A good (IMHO) alternative to the book-list in the leading article of
this thread:
10 Books That Screwed Up the World: And 5 Others That Didn’t Help
by Benjamin Wiker
http://www.amazon.com/10-Books-That-Screwed-World/dp/1596980559/ref=pd_bbs_sr_1?ie=UTF8&s=books&qid=1221793062&sr=1-1
Benjamin Wiker, the author did decent presentation of his book on BookTV.
It is possible to view over the internet by going to the linked site
and following the step-wise instructions below.
http://www.booktv.org/search.aspx
1. Type the name Wiker in the “Last Name” box for author’s name
2. Hit “Search BookTV” button
3. This should take you to a page for Wiker’s presentation.

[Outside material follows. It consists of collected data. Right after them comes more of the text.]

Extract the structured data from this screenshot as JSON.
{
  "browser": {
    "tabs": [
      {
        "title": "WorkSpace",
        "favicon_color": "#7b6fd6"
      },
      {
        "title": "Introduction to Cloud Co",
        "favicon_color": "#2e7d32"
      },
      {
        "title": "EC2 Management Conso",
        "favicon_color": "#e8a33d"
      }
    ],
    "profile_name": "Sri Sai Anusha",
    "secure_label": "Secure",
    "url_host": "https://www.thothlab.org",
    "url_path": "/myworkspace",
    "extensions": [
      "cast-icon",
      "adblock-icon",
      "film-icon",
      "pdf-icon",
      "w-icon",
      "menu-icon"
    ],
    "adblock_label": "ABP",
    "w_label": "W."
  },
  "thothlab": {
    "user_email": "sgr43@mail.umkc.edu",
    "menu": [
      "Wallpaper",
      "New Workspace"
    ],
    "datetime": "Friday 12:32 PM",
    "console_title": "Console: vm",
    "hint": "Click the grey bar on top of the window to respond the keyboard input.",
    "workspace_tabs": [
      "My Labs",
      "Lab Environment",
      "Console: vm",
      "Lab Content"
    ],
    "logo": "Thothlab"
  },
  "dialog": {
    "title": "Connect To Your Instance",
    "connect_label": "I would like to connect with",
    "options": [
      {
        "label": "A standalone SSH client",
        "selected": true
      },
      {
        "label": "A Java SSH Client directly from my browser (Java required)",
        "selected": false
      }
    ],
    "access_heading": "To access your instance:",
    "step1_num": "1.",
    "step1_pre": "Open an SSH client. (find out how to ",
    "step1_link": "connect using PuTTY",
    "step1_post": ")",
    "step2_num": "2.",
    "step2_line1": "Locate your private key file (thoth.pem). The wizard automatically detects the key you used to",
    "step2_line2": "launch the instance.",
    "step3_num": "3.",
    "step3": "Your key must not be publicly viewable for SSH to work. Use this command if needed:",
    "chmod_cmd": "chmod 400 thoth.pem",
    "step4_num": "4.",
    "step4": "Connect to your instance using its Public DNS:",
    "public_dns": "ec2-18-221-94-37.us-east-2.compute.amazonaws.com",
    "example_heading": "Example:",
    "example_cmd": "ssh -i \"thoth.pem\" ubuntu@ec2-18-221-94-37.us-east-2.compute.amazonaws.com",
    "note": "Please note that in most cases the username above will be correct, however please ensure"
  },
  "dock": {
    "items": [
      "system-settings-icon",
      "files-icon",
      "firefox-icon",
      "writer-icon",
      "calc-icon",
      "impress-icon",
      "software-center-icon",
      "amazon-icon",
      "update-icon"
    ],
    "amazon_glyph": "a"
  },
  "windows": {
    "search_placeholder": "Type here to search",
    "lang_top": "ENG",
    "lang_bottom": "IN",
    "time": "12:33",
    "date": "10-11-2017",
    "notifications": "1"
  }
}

4. Hit red “Watch Now” button to watch the author’s presentation
(If you are on dial-up you’ll get jerky video, but you should be
able to listen to the audio.)
My nomination for the number one utterly useless book in the world, “Know Your Power, a Message to America’s Daughters” by Nancy Pelosi. If I were an advocate of burning books, anything by Pelosi would head the list.
When I was in high school in the late 1960's, " young adult" books such as Catcher in the Rye and The Outsiders weren't assigned in English classes, as they are today, but many of my fellow students read them on their own. However, having some rather odd literary tastes for a teenager, I read books such as:
Death of a Salesman isn't so pointless if you're a leftie like its author, Arthur Miller, but some conservatives also like it.
I did have to read Steinbeck's The Grapes of Wrath in an English class, and I agree that it was overly depressing. I especially didn't care for its anti-conservative and anti-free enterprise bias. However, if it has stimulated in you an interest in the Okie diaspora in California, you might like Rising in the West: The True Story of an "Okie" Family from the Great Depression Through the Reagan Years by Dan Morgan (Dutton, 1992), a non-fiction story that provides a much more sophisticated and accurate portrayal of the Okie subculture tnan does Steinbeck's opus.